Even very prominent people have fallen victim to prank callers, as for example Queen Elizabeth II, who was fooled by Canadian DJ Pierre Brassard posing as Canadian Prime Minister Jean Chrétien, asking her to record a speech in support of Canadian unity ahead of the 1995 Quebec referendum.




Come on.. you know you've done it too. Went over to a friend's house, watched movies all night, ate popcorn, and prank called random innocent people listed in the phone book.

At ten years old, the height of humor for us was the old "Is your refrigerator running?" "Then you'd better go catch it!" and let's not forget the standby, Prince Albert in a can.

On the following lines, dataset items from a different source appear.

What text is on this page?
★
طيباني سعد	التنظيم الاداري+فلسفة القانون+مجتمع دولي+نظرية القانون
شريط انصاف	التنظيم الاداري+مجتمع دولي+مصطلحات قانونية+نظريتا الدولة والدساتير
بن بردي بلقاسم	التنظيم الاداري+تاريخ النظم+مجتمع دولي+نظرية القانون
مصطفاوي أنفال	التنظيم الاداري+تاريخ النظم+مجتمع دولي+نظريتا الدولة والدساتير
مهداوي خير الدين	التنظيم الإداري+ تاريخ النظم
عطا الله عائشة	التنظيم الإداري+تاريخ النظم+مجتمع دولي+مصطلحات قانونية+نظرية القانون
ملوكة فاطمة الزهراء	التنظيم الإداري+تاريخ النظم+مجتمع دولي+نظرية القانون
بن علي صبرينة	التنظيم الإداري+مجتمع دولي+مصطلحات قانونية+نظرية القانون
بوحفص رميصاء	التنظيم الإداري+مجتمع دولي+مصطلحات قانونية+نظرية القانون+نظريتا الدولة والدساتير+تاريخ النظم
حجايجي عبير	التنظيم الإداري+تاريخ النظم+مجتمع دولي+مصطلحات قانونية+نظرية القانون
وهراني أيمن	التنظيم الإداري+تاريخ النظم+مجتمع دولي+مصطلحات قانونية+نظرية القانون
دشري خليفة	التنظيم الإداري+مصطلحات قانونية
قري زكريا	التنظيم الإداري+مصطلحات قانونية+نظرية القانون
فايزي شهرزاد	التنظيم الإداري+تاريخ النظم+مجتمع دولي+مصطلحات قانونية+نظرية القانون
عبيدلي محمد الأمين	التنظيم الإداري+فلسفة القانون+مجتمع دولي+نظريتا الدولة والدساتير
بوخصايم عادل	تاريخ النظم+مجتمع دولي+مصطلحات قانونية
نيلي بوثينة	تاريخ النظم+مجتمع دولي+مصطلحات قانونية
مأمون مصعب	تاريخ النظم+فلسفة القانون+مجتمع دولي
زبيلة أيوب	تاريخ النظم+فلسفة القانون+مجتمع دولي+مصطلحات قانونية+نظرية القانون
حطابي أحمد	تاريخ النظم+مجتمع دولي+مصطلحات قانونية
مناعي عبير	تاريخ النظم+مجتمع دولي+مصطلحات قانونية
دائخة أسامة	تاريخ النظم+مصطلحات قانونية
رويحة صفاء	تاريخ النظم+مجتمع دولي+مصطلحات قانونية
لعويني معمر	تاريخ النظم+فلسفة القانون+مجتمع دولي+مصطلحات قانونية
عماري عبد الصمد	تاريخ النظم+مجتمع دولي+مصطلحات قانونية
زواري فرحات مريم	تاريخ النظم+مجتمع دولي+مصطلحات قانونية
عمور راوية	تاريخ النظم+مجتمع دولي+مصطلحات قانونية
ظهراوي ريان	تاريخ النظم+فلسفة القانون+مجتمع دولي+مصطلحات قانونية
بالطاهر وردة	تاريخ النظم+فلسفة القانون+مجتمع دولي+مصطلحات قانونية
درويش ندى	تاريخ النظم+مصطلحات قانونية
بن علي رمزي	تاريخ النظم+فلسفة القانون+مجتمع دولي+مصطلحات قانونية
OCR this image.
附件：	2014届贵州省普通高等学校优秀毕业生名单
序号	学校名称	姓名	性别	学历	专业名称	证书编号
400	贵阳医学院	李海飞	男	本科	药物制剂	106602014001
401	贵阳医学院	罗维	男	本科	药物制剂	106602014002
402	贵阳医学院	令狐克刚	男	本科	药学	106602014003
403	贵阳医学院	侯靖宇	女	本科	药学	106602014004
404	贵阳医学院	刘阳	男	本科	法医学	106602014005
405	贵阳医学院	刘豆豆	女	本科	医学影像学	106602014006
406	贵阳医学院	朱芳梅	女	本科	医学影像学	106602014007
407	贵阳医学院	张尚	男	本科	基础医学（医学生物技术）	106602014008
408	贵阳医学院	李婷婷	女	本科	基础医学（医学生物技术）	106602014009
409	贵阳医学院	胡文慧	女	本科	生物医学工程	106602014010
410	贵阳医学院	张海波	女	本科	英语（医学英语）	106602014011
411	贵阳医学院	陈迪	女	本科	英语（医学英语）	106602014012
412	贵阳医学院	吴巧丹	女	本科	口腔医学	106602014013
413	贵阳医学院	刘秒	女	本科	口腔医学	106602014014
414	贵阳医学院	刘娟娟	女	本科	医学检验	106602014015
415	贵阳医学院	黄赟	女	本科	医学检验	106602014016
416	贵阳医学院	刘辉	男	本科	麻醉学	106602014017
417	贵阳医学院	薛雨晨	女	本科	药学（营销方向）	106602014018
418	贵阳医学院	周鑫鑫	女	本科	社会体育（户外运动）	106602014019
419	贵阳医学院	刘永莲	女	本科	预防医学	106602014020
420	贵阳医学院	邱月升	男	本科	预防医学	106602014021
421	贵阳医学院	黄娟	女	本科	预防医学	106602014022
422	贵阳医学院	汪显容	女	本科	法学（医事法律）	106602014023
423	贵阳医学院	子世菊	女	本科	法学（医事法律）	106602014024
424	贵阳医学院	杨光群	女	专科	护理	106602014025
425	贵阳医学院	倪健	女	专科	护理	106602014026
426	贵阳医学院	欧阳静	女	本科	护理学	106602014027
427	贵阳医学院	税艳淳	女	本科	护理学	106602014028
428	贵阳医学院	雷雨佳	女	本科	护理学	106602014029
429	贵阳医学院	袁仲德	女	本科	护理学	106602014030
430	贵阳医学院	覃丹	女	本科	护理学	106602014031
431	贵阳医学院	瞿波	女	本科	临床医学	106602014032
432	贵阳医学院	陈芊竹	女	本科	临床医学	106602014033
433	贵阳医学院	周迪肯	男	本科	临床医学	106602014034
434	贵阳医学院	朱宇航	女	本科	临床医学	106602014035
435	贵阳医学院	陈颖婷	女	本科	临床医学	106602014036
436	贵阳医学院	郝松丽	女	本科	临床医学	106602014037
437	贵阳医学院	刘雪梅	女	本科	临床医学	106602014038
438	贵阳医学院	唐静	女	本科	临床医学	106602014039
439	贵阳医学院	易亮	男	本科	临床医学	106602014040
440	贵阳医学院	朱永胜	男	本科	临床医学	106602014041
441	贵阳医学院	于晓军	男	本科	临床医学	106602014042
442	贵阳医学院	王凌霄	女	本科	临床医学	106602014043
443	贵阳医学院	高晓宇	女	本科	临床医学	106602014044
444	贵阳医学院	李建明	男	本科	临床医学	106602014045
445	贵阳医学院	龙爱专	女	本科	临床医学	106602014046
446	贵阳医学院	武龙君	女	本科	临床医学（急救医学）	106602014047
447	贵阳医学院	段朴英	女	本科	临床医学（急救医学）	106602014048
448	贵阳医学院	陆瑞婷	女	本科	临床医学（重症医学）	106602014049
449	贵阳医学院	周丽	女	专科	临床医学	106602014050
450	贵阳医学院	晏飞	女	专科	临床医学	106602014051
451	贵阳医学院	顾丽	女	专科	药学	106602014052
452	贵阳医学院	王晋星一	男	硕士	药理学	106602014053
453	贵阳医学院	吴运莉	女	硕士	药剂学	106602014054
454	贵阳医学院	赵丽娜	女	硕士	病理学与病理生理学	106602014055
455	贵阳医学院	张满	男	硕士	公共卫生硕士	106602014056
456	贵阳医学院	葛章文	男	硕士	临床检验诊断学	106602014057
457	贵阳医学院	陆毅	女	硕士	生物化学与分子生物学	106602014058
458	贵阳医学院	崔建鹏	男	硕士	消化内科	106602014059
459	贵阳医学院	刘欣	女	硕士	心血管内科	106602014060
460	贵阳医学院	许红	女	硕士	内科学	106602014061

Now, 30 years later.. we suddenly realized that the internet has a virtually unlimited number of people to torment!

M_ and I were idly chatting as she searched craigslist for some straw to put on her garden as mulch. She got up to run outside and apply bug spray to one of the kids and I snatched the laptop for few illicit moments. Yes, I admit I'm addicted to craigslist. Fourth down on the list was this eye catcher:


Possium Cowboy Hat - $20 Hand Crafted Possium Straw Cowboy Hat. Size 6 7/8 $20.00 Contact Cliff 555-XXXX


For some unknown reason this gave me the hearty giggles and suddenly, the little devil on my shoulder poked me with the evil wand. M_ came back in the room, I showed it to her and she exclaimed with disgust "OMG! That is absolutely DISGUSTING!" Fascinated, we peered at the pictures and conjectured about the seller.


Me: Hee. Hee. Let's email him back! (snort, giggle, chuckle).

She: (incredulous look) Girl you are EVIL! (giggle)

Me: Do it!

She: Okay (har, har, har, evil little laughs).


So we took a bit of time to compose a polite, respectful response to Cliff Redneck's sincere advertisement for roadkill headwear.

She (email) : "Dear sir, I have a few question's regarding your possum hat?
Was this a male or female marsupial?

What kind of Vehical was it that ran it over, I want to have a hat like this but I prefer to have one that has a dodge tire tread smashed into it?

And can you tell me, was this possum from Michigan, and did he or she has a significate other because I would like a him and her matching hat set.

Thank youHope to hear from you Edna and John Walton "





As she hit send, we were just rolling off the bed laughing. I mean really cackling. But Wait - it got better!

Back to craigslist and the next add to appear was this:


Black Squirrel & Fox Squirrel Hats - $2025 Hand crafted Black Squirrel straw cowboy hat. $25.00 Hand crafted Fox Squirrel straw cowboy hat Both one size fits all. Contact Cliff 555-XXXX


Me: Okay now *I'll* email him from my addy and he won't think he's being messed with (RIGHT). Snort, giggle, chuckle.
She: Oh girl are you bad!

Me (email): "These look awesome but do you have any gray squirrels because I was once bitten by a red squirrel and the black ones are mean. Thank you, Bea"
(I was going to use Aint Bea (remember Andy Griffith?) but figured that just might be a little over the top... as if)

We are anxiously awaiting Cliff's reply.

Here we are, two mothers in our 40's, trying to raise our children to be respectful human beings.